President Trump has frequently claimed that food prices and grocery costs are declining sharply under his leadership, asserting that inflation is "solved" and prices for everyday items are "coming down fast" or "way down." These statements appear in various speeches, interviews, and addresses throughout late 2025 and early 2026.
However, the latest data from the U.S. Bureau of Labor Statistics (BLS) shows a different reality. As of January 2026, overall food prices rose 2.9% year-over-year, with food-at-home (grocery) prices up 2.1% over the 12 months ending in January. While inflation has moderated from higher peaks in prior years, prices continue to increase overall rather than fall broadly. Some categories like eggs have declined significantly (down around 30% from 2025 peaks due to supply recovery), but many staples have risen, including beef (up over 15-17%), nonalcoholic beverages, and others.
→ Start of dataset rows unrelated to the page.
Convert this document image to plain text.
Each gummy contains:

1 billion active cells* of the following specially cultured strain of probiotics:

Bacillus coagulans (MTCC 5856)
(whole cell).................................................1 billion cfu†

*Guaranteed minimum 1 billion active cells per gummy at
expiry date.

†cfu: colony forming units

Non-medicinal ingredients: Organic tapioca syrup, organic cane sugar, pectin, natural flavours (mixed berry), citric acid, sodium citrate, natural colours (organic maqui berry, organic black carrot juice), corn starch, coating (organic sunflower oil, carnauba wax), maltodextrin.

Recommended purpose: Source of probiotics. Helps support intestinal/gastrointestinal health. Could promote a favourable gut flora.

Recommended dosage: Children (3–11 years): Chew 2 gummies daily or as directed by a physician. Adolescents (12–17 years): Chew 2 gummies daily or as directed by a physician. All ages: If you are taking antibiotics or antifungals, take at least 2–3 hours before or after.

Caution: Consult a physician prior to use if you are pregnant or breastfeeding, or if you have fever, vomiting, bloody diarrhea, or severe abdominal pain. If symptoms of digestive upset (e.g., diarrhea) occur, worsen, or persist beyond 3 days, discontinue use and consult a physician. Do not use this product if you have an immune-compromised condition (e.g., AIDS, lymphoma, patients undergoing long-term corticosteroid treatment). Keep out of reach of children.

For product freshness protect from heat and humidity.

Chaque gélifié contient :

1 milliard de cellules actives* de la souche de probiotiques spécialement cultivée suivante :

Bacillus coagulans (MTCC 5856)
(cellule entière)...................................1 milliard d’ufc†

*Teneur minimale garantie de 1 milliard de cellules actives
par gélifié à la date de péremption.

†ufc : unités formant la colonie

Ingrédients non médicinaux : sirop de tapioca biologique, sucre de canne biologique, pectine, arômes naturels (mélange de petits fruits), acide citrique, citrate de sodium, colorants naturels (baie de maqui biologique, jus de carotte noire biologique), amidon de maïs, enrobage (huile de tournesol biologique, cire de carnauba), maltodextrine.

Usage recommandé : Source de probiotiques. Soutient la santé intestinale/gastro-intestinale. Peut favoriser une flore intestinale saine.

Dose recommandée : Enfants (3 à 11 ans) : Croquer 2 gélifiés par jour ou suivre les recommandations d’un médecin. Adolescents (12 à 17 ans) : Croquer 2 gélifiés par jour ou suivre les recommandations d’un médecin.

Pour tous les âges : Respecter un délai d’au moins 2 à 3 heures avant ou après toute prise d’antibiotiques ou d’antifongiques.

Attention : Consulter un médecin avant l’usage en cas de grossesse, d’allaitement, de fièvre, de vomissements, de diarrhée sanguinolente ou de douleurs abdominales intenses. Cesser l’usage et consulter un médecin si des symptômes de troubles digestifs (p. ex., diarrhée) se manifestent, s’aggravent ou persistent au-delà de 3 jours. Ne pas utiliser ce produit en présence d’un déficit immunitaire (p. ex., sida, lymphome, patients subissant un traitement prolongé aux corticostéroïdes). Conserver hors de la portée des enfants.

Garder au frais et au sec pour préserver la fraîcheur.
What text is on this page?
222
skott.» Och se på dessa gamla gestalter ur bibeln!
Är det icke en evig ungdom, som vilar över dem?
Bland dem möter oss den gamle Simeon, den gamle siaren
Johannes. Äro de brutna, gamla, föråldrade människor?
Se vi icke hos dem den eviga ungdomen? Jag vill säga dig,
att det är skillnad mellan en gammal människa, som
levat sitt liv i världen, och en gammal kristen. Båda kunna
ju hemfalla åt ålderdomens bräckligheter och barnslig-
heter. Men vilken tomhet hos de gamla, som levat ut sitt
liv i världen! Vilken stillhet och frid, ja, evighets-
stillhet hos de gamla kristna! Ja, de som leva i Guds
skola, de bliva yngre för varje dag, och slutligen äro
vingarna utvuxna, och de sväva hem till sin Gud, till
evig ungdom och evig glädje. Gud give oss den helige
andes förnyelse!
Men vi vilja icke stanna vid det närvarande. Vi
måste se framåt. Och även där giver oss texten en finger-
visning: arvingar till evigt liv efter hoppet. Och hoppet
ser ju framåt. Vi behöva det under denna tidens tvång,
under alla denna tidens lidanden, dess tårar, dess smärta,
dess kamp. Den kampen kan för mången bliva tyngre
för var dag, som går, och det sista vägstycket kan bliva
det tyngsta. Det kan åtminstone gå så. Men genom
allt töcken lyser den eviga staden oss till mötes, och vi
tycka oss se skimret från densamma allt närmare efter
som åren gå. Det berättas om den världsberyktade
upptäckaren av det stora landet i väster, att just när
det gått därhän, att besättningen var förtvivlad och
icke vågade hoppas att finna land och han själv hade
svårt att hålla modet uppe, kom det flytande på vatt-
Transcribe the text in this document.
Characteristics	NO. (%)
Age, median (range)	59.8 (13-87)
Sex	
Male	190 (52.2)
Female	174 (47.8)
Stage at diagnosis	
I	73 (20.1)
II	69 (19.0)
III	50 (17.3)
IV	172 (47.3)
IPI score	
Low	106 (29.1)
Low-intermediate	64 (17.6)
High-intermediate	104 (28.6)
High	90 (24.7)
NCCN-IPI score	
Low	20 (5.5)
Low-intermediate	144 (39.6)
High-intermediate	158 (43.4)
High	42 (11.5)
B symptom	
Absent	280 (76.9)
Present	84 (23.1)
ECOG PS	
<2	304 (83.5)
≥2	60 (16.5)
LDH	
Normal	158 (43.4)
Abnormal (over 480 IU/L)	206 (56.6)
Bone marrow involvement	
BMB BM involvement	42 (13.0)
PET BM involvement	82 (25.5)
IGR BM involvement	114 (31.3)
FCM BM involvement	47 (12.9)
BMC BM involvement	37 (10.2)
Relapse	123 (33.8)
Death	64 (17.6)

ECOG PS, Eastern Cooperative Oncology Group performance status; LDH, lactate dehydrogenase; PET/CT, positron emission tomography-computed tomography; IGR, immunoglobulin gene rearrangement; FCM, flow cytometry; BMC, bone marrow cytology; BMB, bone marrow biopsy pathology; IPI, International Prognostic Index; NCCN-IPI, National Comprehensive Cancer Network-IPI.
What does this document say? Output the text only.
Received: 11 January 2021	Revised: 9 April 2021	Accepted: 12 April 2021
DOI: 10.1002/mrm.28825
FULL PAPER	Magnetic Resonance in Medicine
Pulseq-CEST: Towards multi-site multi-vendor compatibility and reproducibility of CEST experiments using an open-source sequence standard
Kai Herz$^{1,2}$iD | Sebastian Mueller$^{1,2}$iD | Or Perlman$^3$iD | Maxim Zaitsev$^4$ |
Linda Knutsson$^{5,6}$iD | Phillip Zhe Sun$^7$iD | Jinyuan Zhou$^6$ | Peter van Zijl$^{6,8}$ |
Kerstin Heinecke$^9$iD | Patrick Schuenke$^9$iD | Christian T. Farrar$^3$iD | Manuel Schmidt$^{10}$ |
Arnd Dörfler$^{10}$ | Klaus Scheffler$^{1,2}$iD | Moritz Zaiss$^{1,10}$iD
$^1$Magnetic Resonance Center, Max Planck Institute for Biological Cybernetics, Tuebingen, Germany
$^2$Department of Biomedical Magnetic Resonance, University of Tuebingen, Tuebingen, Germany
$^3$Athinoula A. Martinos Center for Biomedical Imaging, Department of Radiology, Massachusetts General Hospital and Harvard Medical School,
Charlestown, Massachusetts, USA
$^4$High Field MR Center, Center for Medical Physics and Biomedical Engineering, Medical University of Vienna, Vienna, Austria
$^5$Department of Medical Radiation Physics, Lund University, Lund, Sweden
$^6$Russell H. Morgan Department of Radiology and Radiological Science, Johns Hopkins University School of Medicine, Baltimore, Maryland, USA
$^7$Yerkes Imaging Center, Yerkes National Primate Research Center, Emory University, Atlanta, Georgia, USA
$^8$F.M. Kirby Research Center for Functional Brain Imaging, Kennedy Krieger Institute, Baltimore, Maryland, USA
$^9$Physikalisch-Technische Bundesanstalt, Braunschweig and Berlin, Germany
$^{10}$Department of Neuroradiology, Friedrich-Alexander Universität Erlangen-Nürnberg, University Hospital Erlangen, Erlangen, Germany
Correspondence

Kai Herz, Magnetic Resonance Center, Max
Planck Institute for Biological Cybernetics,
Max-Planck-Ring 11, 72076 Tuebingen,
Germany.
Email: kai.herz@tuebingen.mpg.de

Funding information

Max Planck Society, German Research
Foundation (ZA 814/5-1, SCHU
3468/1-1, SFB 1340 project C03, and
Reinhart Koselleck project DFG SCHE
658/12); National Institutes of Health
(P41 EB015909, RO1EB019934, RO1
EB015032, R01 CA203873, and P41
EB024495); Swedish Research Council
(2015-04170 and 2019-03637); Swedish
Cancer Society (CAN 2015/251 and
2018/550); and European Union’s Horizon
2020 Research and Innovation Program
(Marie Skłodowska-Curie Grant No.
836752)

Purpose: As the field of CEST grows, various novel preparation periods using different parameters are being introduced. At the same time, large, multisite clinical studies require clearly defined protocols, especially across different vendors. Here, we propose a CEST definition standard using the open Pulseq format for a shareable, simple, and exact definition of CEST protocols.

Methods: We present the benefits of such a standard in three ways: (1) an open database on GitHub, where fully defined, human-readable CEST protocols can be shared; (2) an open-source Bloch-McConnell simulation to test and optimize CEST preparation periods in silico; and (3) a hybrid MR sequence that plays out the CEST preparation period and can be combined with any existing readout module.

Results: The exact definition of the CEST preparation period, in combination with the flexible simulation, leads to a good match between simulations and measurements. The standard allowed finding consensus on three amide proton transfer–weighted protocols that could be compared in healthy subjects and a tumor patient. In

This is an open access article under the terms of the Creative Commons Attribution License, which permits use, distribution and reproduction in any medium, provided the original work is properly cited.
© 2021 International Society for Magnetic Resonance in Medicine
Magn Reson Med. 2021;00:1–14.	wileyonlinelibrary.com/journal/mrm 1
Coffee and Chocolate: Clear Counterexamples
Coffee: Retail prices for ground roast coffee reached about $9.37 per pound in January 2026, up from around $9.05 in December 2025 and reflecting an 18-20% year-over-year increase in early 2026 data. This surge stems from supply constraints, weather issues in key producers like Brazil and Vietnam, and earlier tariff effects (though some tariffs were later lifted). Over five years, coffee prices have risen nearly 50%, forcing many consumers to adjust habits, such as fewer cafe visits or cheaper alternatives.
Chocolate: Retail chocolate prices jumped 14.4% in the early weeks of 2026 compared to the same period in 2025, accelerating from prior increases (e.g., 7.8% the year before). This follows massive cocoa price spikes in 2024-2025 due to crop failures and disease in West Africa, though raw cocoa has since fallen sharply (to around $3,400-$3,500 per tonne from highs over $10,000-$13,000). Manufacturers continue passing on earlier costs, leading to sustained higher retail prices and reduced sales volumes as shoppers buy less.
These rises in everyday indulgences like coffee and chocolate—driven by global supply factors and lingering policy impacts—highlight that while some prices ease and overall inflation cools (to around 2.4% headline in January 2026), grocery costs remain elevated for many items. Fact-checks from outlets like CNN, Reuters, ABC News, and others consistently note that Trump's repeated assertions of widespread declines do not align with BLS data showing net increases in food-at-home prices since he took office in January 2025.
Many Americans still report feeling squeezed at the store, with affordability a persistent concern.